Les grattements étaient de plus en plus perceptibles; on pouvait entendre les petites pierres grincer sous la pression d’un corps aigu et s’ébouler extérieurement.
«Quelque bête dans son terrier», dit John Mangles.
Glenarvan se frappa le front:
«Qui sait, dit-il, si c’était un homme?…
—Homme ou animal, répondit le major, je saurai à quoi m’en tenir!»

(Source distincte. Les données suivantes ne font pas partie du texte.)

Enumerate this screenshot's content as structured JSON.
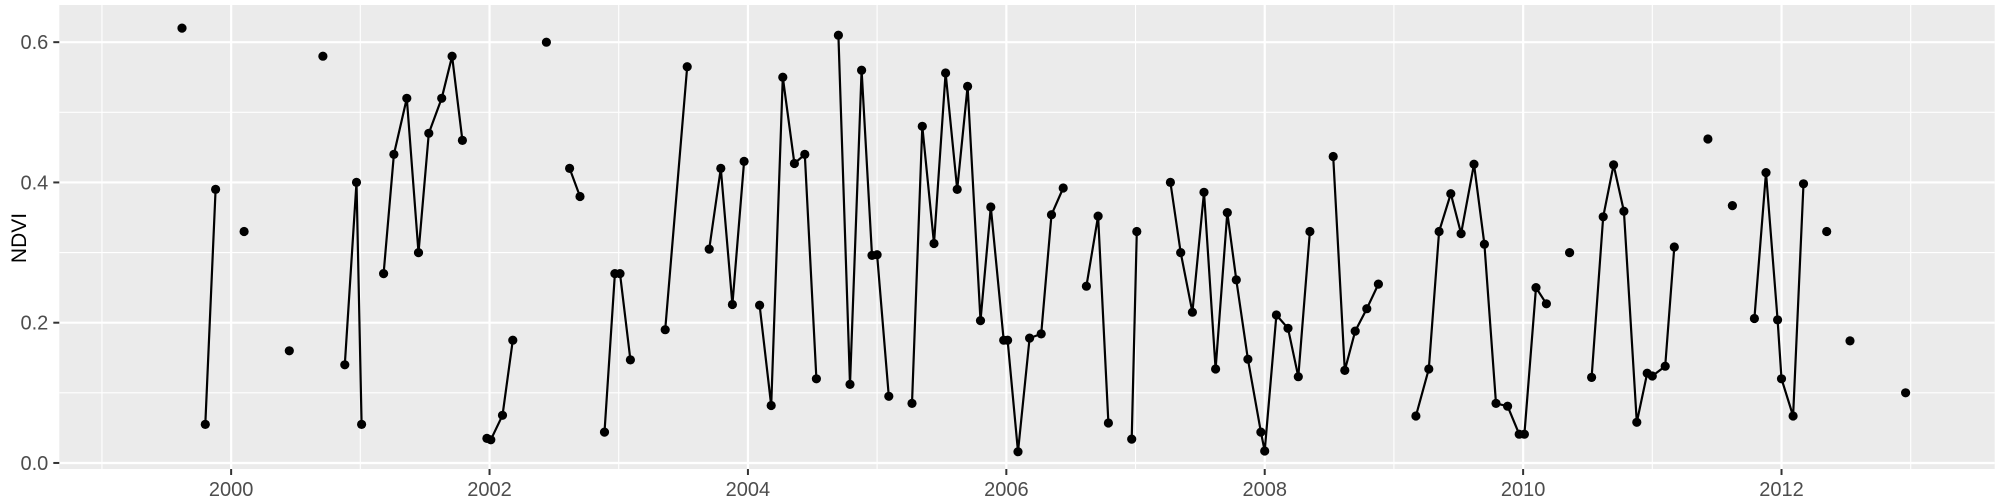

Wilson, Olbinett se joignirent à leurs compagnons, et tous se mirent à creuser la paroi, John avec son poignard, les autres avec des pierres arrachées du sol ou avec leurs ongles, tandis que Mulrady, étendu à terre, surveillait par l’entre-bâillement de la natte le groupe des indigènes.
Ces sauvages, immobiles autour du brasier, ne soupçonnaient rien de ce qui se passait à vingt pas d’eux.
Le sol était fait d’une terre meuble et friable qui recouvrait le tuf siliceux. Aussi, malgré le manque d’outils, le trou avança rapidement. Bientôt il fut évident qu’un homme ou des hommes, accrochés sur les flancs du pah, perçaient une galerie dans sa paroi extérieure. Quel pouvait être leur but?
Connaissaient-ils l’existence des prisonniers, ou le hasard d’une tentative personnelle expliquait-il le travail qui semblait s’accomplir?
Les captifs redoublèrent leurs efforts. Leurs doigts déchirés saignaient, mais ils creusaient toujours.